There’s no question that the nature of jobs is going to change dramatically in the coming years. The World Economic Forum expects automation and AI to result in the loss of at least 5 million jobs globally by 2020. Machines’ ability to process huge volumes of data and complete tasks in a more efficient way than a human being presents significant time and cost savings for businesses. It’s not an overstatement to say that we are moving toward a revolution in the way we work.

The advent of AI in the workplace will create roles we might find difficult to even imagine today, much as the internet’s arrival saw the birth of a whole range of new careers. Nobody’s grandfather was a web architect, but today, it’s a career with an attractive salary to match. It doesn’t matter whether a job is white collar or manual — if its routine, machines can do it.

Almost all industries will undergo a radical shift, so importance will be placed on acquiring new skills quickly. We’re unlikely to see mass unemployment, but as we’ve seen from technological progress in the past, businesses and employees must be ready and willing to skill up and retrain where necessary.

What Developments Will AI See in the Next 5 Years?

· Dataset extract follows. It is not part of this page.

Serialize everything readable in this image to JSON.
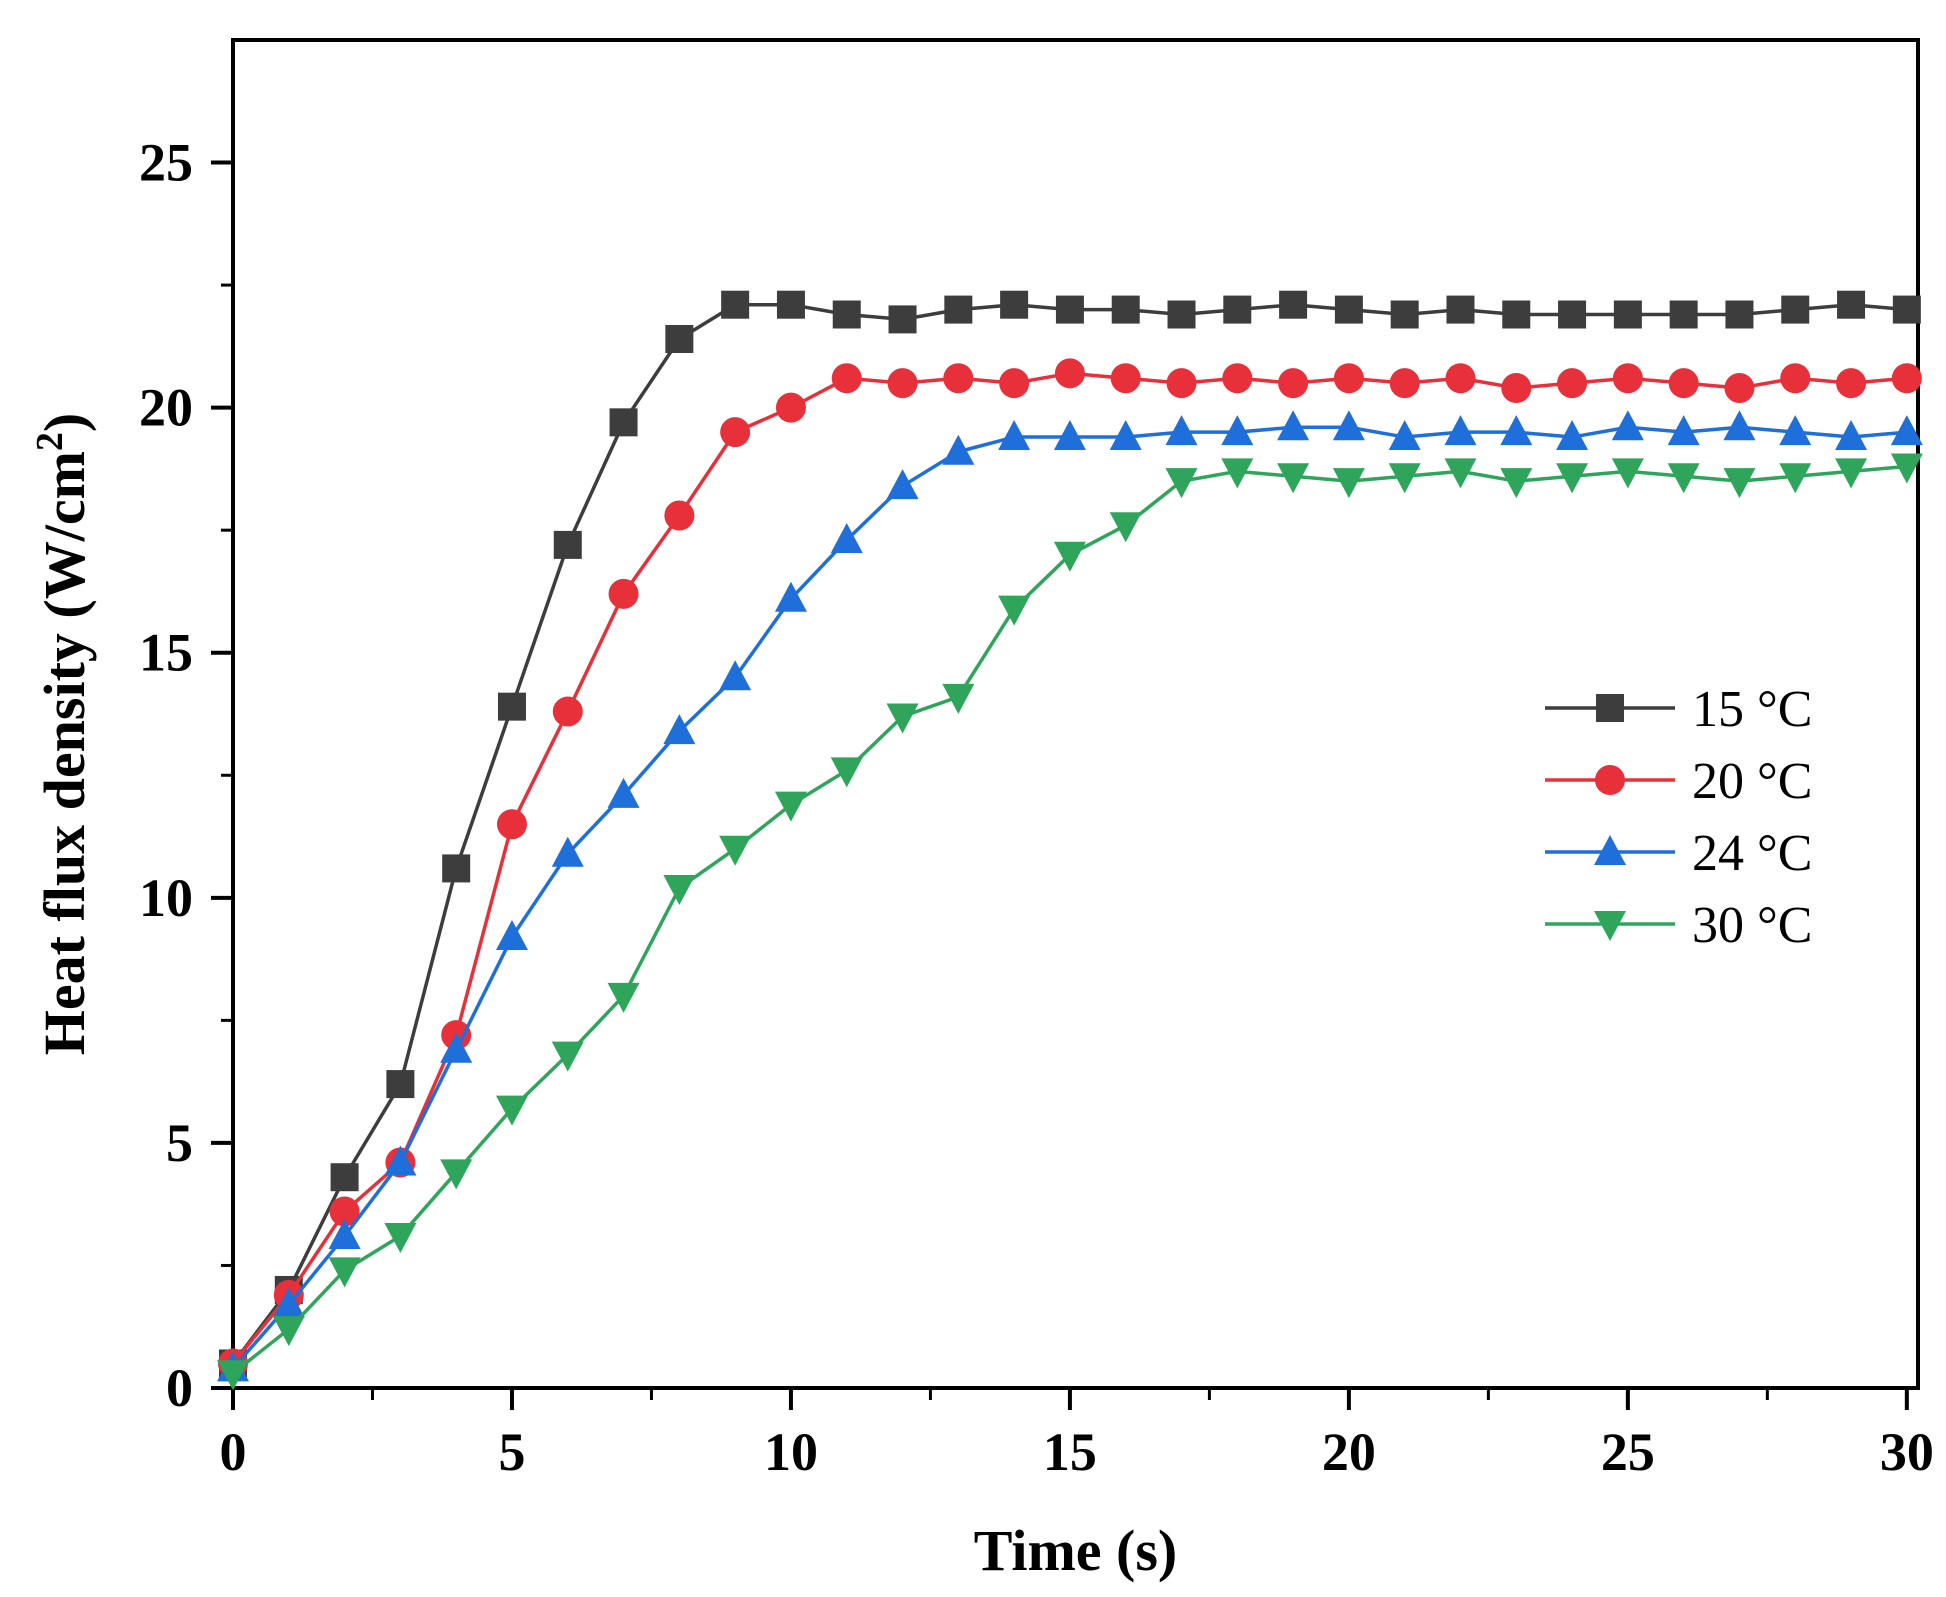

AI now feels a little like computing did back in the 80s. PCs were beginning to show businesses beyond just data processing companies that computers had real value to bring. Many more companies were creating computer divisions. Those divisions are long gone, with computing having become a ubiquitous part of our work, not to mention our everyday lives. AI is being, and will continue to be, quietly adopted by enterprises, allowing them to extract knowledge from all the data that is being generated — and not just the structured data.

The aim for many enterprises in the short to medium term will be to move AI systems to take on decision-making tasks like managing inventories or screening candidate resumes. These jobs are time consuming for humans and so present a significant cost saving for businesses. However, despite the rapid adoption of domestic assistants like Google Home and Amazon Alexa, consumers may prove a harder proposition, particularly in the much vaunted area of self-driving vehicles. Recent research from MIT found that while people have become more accepting of driver assistance features like automatic emergency braking and blind-spot warning, doubts about fully self-driving cars are growing. This is a clear indication that the applications for AI and machine learning still need to meet a demand and deliver a tangible benefit to experience widespread adoption.